À convite de um estudante da escola Moara, o Coletivo de Base – Honestino Guimarães (CB-HG) realizou uma palestra no dia 13/11 para os estudantes secundaristas acerca da luta dos povos indígenas no Brasil e em Brasília. Os estudantes e professores tomaram grande interesse pelo debate, convidando o coletivo para realizar mais debates que tenham como base a luta pela terra no Brasil.
Na palestra, os representantes do coletivo trataram a questão indígena tanto do ponto de vista histórico, quanto econômico. Explicaram a origem do Marco Temporal, sua inconstitucionalidade e o ataque que este representa aos povos indígenas, mas também explicaram as fundamentações econômicas por trás deste, sendo impossível a coexistência do latifúndio com a autodeterminação dos povos indígenas.
Uma das representantes do CB-HG, estudante de história, de família indígena e ativista da causa dos povos originários, tratou do histórico de luta dos povos indígenas ao longo dos últimos séculos de latifúndio. Relatou que o velho Estado vê os indígenas como seres indefesos, que devem ser tutelados, enquanto ao contrário, os povos indígenas fazem sua autodefesa e lutam contra invasores e inimigos, de maneira cada dia mais organizada e com objetivos cada vez mais claros e comuns.
Outro representante do coletivo tratou das questões atuais, como a resistência dos Guarani-Kayowá no MS, retratado a fundo pelo AND, além dos Avá-Guarani no PR. Relacionou estas lutas às lutas de camponeses, muitas vezes atacados pelos mesmos bandos armados, como o Invasão Zero, que atacou os camponeses de Barro Branco, PE, e que nenhum estudante conhecia, apesar de suas ligações escusas com o governo federal.

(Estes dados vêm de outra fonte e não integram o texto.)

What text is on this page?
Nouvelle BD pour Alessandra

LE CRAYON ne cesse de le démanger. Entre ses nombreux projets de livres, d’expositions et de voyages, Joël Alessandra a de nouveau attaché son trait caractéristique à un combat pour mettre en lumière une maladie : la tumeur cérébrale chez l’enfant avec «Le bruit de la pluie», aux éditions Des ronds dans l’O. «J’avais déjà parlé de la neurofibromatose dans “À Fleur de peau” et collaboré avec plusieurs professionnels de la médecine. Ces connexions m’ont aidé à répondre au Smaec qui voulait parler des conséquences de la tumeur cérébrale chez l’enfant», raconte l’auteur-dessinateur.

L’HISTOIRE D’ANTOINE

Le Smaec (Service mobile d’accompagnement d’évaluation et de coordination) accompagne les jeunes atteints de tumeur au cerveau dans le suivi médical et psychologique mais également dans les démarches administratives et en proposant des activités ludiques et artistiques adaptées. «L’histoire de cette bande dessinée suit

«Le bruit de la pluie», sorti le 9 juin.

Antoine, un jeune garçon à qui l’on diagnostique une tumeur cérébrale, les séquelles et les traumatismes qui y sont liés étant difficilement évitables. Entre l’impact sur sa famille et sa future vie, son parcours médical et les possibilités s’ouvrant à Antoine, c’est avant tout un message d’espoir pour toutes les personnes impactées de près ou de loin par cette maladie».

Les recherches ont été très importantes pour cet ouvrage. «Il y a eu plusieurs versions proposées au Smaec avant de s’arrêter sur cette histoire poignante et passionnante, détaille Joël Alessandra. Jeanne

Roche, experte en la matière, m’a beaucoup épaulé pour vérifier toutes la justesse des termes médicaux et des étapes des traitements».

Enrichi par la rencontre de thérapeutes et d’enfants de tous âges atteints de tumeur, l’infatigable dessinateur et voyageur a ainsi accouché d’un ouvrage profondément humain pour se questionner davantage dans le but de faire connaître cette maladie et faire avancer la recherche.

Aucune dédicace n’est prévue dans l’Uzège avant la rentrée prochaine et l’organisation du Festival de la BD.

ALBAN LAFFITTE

Então, ambos trataram das lutas indígenas no DF, como a luta da aldeia Teko Haw, que desafia a especulação imobiliária da região Noroeste, uma das regiões com o metro quadrado mais caro de Brasília. Assim como da aldeia Ahain Aam, que enfrenta ataques por razões semelhantes.
Por fim, os ativistas responderam aos questionamentos dos estudantes quanto à luta indígena e à luta pela terra. Muitos dos estudantes se interessaram pelo debate, dando suas opiniões em defesa dos povos originários e de sua justa luta. Por parte da direção da escola, houve interesse de convidar novamente o coletivo para poder tratar melhor de temáticas da luta pela terra que apareceram no debate, como a Revolução Agrária.